10 things we've learned about A/B testing for startups
Contents
Every A/B test has four components:
- A goal
- A change
- A control group
- A test group
You’re testing a change (2) on your test group (4) to see if it has a statistically significant impact on the goal (1) compared to the control group (3).
But those are just the basics. In this week’s issue, we explore the secrets of running truly successful A/B tests (and some pitfalls to avoid).
This week’s theme is: Becoming an A/B testing ninja
This post was first published in our Substack newsletter, Product for Engineers. It's all about helping engineers and founders build better products by learning product skills. We send it (roughly) every two weeks. Subscribe here.
1. You need to embrace failure 📉
It shouldn’t surprise you when your A/B tests fail. This is true across the industry:
At Bing, only about 10% to 20% of experiments generate positive results, but they improved revenue per search by 10-25% a year.
Booking.com runs an estimated 25,000 tests per year. Only 10% of them generate positive results.
Using their “Universe” system, Coinbase ran 44 experiments in 8 months. 35 “resolved to control” – i.e. they showed no improvement.
Let’s Do This, a Y Combinator startup with $80M in funding, ran 10 or more A/B tests each week. 80% failed.

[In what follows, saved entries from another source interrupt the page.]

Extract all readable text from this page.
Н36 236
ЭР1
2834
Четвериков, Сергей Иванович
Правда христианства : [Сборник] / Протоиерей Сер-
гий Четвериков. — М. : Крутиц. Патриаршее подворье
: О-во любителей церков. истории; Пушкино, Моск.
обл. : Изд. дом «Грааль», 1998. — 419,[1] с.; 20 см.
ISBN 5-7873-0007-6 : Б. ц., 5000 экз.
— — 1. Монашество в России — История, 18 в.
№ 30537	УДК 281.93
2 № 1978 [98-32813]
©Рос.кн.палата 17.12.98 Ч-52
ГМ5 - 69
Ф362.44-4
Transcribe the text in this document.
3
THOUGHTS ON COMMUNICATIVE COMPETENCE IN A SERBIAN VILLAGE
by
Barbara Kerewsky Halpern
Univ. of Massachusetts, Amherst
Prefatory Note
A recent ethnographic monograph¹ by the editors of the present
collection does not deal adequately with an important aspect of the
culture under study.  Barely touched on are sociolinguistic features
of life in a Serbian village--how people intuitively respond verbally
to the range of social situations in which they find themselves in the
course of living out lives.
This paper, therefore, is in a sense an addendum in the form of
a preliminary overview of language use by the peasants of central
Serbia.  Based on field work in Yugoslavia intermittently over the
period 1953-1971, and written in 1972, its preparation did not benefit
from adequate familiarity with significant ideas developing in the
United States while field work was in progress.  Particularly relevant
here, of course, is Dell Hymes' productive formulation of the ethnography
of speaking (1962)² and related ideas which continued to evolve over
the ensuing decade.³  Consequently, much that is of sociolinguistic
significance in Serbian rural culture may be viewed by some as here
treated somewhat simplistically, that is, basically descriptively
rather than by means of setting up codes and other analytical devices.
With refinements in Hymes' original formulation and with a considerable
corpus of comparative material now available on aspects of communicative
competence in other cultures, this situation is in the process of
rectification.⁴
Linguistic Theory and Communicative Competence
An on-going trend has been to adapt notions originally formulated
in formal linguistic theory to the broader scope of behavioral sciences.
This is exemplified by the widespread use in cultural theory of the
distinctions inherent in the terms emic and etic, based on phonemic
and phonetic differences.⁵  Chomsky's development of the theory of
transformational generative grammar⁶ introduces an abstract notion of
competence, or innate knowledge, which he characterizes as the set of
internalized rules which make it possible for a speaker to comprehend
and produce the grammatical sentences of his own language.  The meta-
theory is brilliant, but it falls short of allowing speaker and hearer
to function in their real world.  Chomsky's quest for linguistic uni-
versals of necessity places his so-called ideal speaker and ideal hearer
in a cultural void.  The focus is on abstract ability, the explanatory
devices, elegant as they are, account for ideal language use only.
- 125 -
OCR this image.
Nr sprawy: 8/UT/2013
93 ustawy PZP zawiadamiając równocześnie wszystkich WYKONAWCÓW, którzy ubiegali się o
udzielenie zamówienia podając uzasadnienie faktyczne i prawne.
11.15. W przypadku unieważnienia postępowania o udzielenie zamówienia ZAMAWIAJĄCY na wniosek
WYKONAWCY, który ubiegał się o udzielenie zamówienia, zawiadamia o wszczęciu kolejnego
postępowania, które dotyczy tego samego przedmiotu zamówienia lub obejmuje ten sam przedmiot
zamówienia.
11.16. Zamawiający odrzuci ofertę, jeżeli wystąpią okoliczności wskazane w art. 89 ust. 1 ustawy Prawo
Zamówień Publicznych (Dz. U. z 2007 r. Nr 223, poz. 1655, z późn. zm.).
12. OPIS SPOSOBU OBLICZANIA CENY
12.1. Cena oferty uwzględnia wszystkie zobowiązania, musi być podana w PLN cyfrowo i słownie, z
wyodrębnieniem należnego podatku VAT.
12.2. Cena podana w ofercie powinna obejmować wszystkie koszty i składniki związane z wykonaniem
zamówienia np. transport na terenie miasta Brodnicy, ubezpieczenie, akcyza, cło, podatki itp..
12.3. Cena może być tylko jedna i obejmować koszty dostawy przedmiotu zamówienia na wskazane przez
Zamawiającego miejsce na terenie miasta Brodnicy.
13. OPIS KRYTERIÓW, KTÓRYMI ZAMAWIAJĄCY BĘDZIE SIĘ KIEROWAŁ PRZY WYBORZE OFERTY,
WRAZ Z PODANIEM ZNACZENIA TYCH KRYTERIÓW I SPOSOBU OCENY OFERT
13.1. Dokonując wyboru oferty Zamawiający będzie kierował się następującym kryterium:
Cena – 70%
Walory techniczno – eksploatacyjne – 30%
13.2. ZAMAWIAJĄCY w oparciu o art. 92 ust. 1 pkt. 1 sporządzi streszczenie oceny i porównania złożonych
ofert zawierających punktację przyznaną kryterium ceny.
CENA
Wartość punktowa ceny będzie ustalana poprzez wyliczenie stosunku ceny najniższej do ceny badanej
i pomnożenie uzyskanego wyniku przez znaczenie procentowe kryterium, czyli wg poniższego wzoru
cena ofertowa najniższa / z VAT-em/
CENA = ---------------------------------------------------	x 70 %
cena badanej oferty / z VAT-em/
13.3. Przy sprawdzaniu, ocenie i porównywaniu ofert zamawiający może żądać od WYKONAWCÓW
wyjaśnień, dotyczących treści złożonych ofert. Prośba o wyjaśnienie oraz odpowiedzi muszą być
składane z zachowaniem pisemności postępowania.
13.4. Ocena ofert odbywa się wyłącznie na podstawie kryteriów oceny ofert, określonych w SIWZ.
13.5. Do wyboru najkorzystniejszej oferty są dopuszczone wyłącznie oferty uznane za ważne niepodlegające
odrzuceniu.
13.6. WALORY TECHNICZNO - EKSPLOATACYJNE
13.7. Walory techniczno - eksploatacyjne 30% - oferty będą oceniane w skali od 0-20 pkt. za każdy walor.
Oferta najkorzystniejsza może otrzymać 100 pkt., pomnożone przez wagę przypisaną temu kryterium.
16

Thomas Owers, who ran growth at Let’s Do This, states engineers who run a lot of experiments "need to get comfortable knowing their code will be deleted."
He emphasizes two key points:
- An experiment isn't a failure if it doesn't produce the results you expected.
- An experiment is only a failure when the team doesn't learn anything from it.
Read about Thomas’ experience in How to start a growth team (as an engineer) on the PostHog blog.
2. Good A/B tests have 5 traits ✅
A specific, measurable goal An ambiguous goal leads to an unclear A/B testing process. It isn’t clear what A/B test to run to “increase sales.” “Increase demo bookings from the sales page” is actionable.
A clear hypothesis about why your change will achieve your goal A good hypothesis explains why you’re making the change, and what you expect to happen. Without one, how will you know if your test was successful?
Test as small of a change as reasonably possible Change too much and it’s unclear which (if any) change made a difference, and why. That said, a change is too small if it’s unlikely to impact user behavior, so choose carefully.
A sufficiently large sample size You need a large enough sample size for your test and control groups for them to be statistically significant. We calculate this automatically in PostHog, btw.
A long enough test duration Depends on your sample size and confidence level, but a good rule of thumb is a minimum of one week and a maximum of one month.
Read more about these traits in A software engineer's guide to A/B testing.
3. Use the “right place, right time” rule 💡
Right place, right time is a simple maxim for running successful tests.
Right place = Group your changes in as few places as possible, use feature flags to control who sees your changes, test only those involved in the test see the changes, and don’t capture metrics from unaffected users.
Right time = Use feature flags to control when your changes show, run your test to reach significance, and avoid the peeking problem.
- Create a proposal system 🏦 As we noted earlier, good tests need a clear hypothesis. A simple way to achieve this is to create a consistent process for them.
Monzo, the British online bank, asks four simple questions before running any test:
What problem are you trying to solve?
Why should we solve it?
How should we solve it? (optional)
What if this problem didn’t exist? (optional)
Answering these questions helps Monzo create consistent hypotheses containing a proposed solution to a problem, and the expected outcome. It also allows anyone to propose a test, including staff who don’t typically run experiments.